5. Media reports from Haryana say that the monk was seated above the Chairman and Governor. If true, this demeans the Constitutional posts.

6. While speaking on a range of issues, the monk took a jibe at Pakistan. Indo-Pak ties constitute a highly sensitive matter, and when a religious leader speaks about it inside a state Assembly, it definitely becomes a matter of concern.

7. The monk said religion was like a husband and politics like a wife, and that the wife should “accept the discipline of the husband”. So, he essentially means thatpolitical leaders should listen to religious leaders. This is definitely not the modern India envisaged in our Constitution.

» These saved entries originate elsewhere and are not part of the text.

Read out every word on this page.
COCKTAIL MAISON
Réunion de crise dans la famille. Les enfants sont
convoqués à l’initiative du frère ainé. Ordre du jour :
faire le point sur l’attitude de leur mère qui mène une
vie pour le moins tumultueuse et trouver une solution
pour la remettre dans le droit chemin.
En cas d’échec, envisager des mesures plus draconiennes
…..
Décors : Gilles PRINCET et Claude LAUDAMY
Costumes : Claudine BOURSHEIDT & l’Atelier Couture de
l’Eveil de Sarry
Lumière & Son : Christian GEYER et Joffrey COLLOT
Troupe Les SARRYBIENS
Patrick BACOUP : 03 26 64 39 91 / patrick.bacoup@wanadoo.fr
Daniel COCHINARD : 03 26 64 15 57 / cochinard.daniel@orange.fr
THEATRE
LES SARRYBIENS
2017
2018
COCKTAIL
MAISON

8. That a wife should accept the discipline of her husband is a highly objectionable statement, which is antithetical to gender equality.

9. That a religious leader is above a political leader, or the latter should listen to the prior is a medieval thought, which reflects in inviting the monk, as well as in his sermons.

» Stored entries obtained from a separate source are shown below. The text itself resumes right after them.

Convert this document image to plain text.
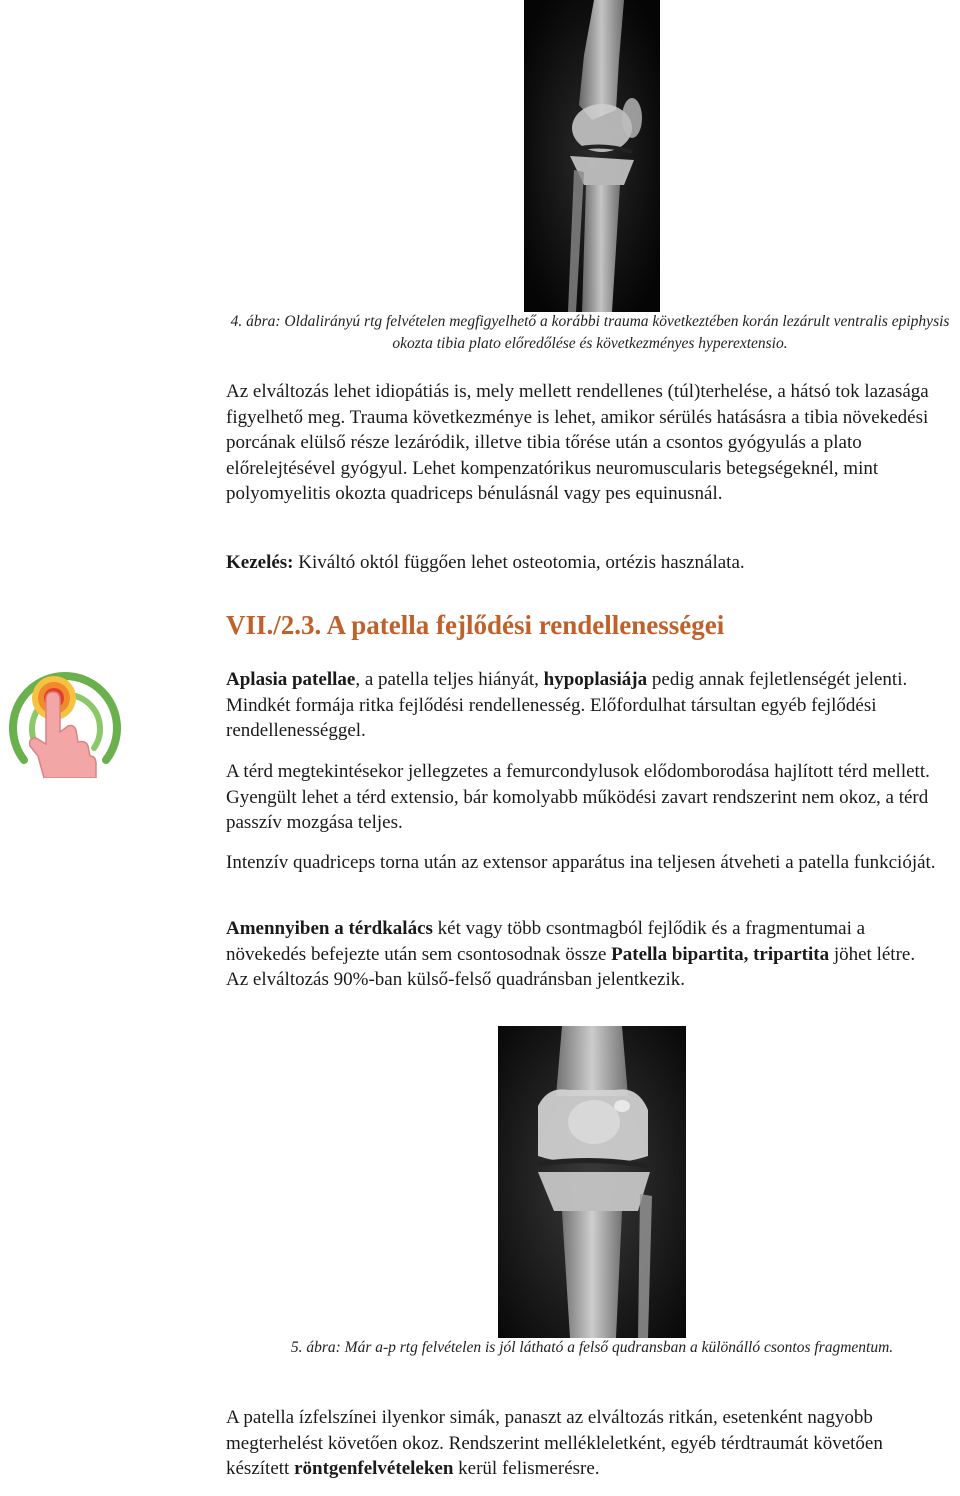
4. ábra: Oldalirányú rtg felvételen megfigyelhető a korábbi trauma következtében korán lezárult ventralis epiphysis okozta tibia plato előredőlése és következményes hyperextensio.
Az elváltozás lehet idiopátiás is, mely mellett rendellenes (túl)terhelése, a hátsó tok lazasága figyelhető meg. Trauma következménye is lehet, amikor sérülés hatásásra a tibia növekedési porcának elülső része lezáródik, illetve tibia tőrése után a csontos gyógyulás a plato előrelejtésével gyógyul. Lehet kompenzatórikus neuromuscularis betegségeknél, mint polyomyelitis okozta quadriceps bénulásnál vagy pes equinusnál.
Kezelés: Kiváltó októl függően lehet osteotomia, ortézis használata.
VII./2.3. A patella fejlődési rendellenességei
Aplasia patellae, a patella teljes hiányát, hypoplasiája pedig annak fejletlenségét jelenti. Mindkét formája ritka fejlődési rendellenesség. Előfordulhat társultan egyéb fejlődési rendellenességgel.
A térd megtekintésekor jellegzetes a femurcondylusok elődomborodása hajlított térd mellett. Gyengült lehet a térd extensio, bár komolyabb működési zavart rendszerint nem okoz, a térd passzív mozgása teljes.
Intenzív quadriceps torna után az extensor apparátus ina teljesen átveheti a patella funkcióját.
Amennyiben a térdkalács két vagy több csontmagból fejlődik és a fragmentumai a növekedés befejezte után sem csontosodnak össze Patella bipartita, tripartita jöhet létre. Az elváltozás 90%-ban külső-felső quadránsban jelentkezik.
5. ábra: Már a-p rtg felvételen is jól látható a felső qudransban a különálló csontos fragmentum.
A patella ízfelszínei ilyenkor simák, panaszt az elváltozás ritkán, esetenként nagyobb megterhelést követően okoz. Rendszerint mellékleletként, egyéb térdtraumát követően készített röntgenfelvételeken kerül felismerésre.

10. Disturbingly, considering electoral mathematics, even the Opposition parties have kept quiet about this — Congress leaders in Haryana don’t want to talk about it.

What Does the Constitution Say About This?

I spoke with Constitutional experts about this. While Dr Subhash Kashyap, who was also the Secretary General of Lok Sabha was guarded in his response, Dr Ashok Chousalkar was upfront.

The House is the master of its opinion. We cannot question the wisdom of the House. Had it happened in the session, it would not have been in the spirit of the Constitution. But technically the monk did not address the Assembly (as it was adjourned), so it’s not a matter of Constitutional protocols, but a matter of propriety.

Dr Subhash Kashyap, Constitutional Expert

Even if the House was adjourned technically, what happened was absolutely wrong and goes against the spirit of the Constitution.

Dr Ashok Chousalkar, Constitutional Expert

While reading about Haryana, I found out that the revered monk has been invited to address MLAs in the Madhya Pradesh Assembly more than once, making Haryana the second state. Which will be the third one now?

PS: Remember High Sparrow?

(Picture Courtesy: Goliath.com)

Those who watch Game of Thrones are familiar with the fictional character ‘High Sparrow’. He is a righteous religious leader, who is given importance by the royal family. But, eventually, he grows more influential than the king and ends up complicating a lot of problems for the kingdom.